Hinweis: Die im Fachhandel als "Wellensittichkunststoffeier"
verkauften Eier sind oft auch für größere Arten wie z.B.
Nymphensittiche,
Springsittiche,Ziegensittiche
oder Rosellas geeignet!
Die als "Großsitticheier" angebotenen Eier sind oft zu groß
für diese Arten, sie eignen sich besser für große Großsittiche
wie z.B. Großer Alexandersittich. |
Tipp:
Um bei abgekochten Eiern Verwechslungen zu vermeiden und zu erkennen
welche Eier Sie bereits behandelt haben sollten Sie sie mit einem ungiftigen
Stift markieren.
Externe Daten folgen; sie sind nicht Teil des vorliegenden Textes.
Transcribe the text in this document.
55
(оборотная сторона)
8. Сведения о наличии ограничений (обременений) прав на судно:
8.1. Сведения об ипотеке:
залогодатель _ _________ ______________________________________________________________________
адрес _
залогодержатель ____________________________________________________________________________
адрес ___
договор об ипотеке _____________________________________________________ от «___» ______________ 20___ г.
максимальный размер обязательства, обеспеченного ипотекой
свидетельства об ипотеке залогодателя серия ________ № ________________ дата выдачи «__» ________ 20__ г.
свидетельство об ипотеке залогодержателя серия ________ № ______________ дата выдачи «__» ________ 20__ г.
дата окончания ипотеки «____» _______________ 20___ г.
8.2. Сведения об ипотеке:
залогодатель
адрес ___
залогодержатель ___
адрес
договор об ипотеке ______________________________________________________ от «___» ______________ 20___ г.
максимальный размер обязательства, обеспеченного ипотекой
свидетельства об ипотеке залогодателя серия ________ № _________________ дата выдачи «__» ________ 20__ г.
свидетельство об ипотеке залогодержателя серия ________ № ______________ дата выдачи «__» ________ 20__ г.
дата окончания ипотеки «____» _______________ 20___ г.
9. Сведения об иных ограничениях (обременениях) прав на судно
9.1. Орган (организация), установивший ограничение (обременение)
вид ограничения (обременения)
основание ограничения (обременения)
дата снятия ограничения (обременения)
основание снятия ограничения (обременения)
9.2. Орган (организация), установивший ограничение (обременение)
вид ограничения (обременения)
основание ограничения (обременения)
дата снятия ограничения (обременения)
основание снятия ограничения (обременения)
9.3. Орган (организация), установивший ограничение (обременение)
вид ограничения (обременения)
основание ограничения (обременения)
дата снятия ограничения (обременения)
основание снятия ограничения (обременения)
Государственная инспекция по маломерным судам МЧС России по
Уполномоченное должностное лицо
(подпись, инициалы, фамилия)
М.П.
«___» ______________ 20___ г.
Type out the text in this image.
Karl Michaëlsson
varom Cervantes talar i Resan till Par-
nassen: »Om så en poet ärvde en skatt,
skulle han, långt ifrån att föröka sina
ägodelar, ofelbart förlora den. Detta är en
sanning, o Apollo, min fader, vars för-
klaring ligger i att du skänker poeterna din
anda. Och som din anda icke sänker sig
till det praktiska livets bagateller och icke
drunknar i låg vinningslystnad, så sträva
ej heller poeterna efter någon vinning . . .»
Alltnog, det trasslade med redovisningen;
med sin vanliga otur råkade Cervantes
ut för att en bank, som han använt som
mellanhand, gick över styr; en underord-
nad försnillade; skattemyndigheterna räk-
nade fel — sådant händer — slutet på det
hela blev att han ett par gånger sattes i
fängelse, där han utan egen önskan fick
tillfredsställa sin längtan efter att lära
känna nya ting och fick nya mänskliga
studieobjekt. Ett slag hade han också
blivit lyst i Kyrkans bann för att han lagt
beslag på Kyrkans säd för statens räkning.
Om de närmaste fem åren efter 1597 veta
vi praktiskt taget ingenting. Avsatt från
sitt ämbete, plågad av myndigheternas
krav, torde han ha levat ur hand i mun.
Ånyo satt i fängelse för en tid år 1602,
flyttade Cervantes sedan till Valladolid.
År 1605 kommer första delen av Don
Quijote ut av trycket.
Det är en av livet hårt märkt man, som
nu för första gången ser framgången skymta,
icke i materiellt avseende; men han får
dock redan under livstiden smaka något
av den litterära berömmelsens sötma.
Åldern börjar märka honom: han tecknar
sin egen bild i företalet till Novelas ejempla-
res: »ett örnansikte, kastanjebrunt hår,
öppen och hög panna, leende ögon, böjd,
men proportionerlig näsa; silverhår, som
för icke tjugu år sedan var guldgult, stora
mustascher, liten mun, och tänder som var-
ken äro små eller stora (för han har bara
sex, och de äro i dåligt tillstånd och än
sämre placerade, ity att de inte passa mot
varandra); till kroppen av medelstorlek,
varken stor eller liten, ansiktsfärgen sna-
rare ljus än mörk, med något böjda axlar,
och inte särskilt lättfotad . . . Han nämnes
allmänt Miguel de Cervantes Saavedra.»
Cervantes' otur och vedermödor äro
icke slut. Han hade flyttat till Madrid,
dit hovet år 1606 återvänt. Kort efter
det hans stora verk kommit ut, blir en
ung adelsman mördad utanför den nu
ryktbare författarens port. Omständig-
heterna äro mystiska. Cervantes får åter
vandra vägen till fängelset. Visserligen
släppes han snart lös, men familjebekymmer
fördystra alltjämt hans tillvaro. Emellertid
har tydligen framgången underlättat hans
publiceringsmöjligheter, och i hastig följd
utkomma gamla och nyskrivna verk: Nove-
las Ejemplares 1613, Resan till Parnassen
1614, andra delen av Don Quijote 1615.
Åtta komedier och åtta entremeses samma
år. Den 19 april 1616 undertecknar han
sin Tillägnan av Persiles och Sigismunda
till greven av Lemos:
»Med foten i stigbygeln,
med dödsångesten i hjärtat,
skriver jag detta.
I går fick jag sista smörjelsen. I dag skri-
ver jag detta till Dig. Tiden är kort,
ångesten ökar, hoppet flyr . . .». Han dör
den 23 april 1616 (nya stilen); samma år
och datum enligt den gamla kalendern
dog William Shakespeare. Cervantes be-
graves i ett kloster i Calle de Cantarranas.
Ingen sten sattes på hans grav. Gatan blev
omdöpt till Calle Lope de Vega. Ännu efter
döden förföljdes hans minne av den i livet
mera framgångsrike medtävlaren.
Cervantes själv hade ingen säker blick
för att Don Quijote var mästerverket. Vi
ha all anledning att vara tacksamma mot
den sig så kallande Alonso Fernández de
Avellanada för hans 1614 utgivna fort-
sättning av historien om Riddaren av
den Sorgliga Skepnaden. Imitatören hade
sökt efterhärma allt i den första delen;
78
Bei Kunststoffeiern ist dies normalerweise nicht notwendig,
da sie bei genauem Hinsehen meistens recht gut von den echten Eiern zu
unterscheiden sind.
Wie lange bleibt das Weibchen auf den Eiern?
Normalerweise bleibt das Weibchen die normale Brutzeit lang auf den
Eiern, manchmal auch einige Tage länger. Wenn nach dieser Zeit kein
Nachwuchs geschlüpft ist verlässt es immer häufiger und
für immer längere Zeit den Nistkasten. Wenn es fast nur noch
draußen ist (meinen Beobachtungen nach ca. 7-10 Tage nach Ende der
regulären Brutzeit) kann der Kasten mit den Eiern entfernt werden.
Im Sittichlexikon können Sie
nachlesen, wei lange die Brutzeit bei Ihren Sittichen normalerweise dauert.
Was ist noch zu beachten?
Ernährung:
Das richtige Futter ist während der
Brutzeit sehr wichtig. Es sollte neben dem normalem Körnerfutter aus
viel Obst, Gemüse und
Grünfutter, Eifutter,
Keimfutter
und Mineralstoffen (Calcium für die Eischalenproduktion) bestehen.
Die Henne bekommt Mineralstoffe über entsprechende Präparate,
zerkleinerte Eischalen, Gritsteine und losen Grit.
Die Sepia-Schale hingegen ist umstritten, nicht nur wegen ihres
Salzgehaltes und der Diskussion um das Wässern von Sepiaschale, um
den Salzgehalt zu verringern. Sie soll nach Meinung einiger Fachleute angeblich
auch Legenot fördern können.
Ich biete keine Sepia an, da es meiner Meinung nach gute Alternativen gibt
und meiner Erfahrung nach reichen die anderen Mittel auch völlig aus,
um eine unkomplizierte Brut zu gewährleisten.
Mit dieser Ernährung bekommt das Weibchen genügend Energie
für die Eiproduktion und die Eiablage.
Luftfeuchtigkeit:
Die Luftfeuchtigkeit
sollte bei Sittichen immer bei ca. 50-60% liegen.
Ruhe:
Die Brutstätte sollte stressfrei
und vor neugierigen Besuchern oder Eindringlingen geschützt sein.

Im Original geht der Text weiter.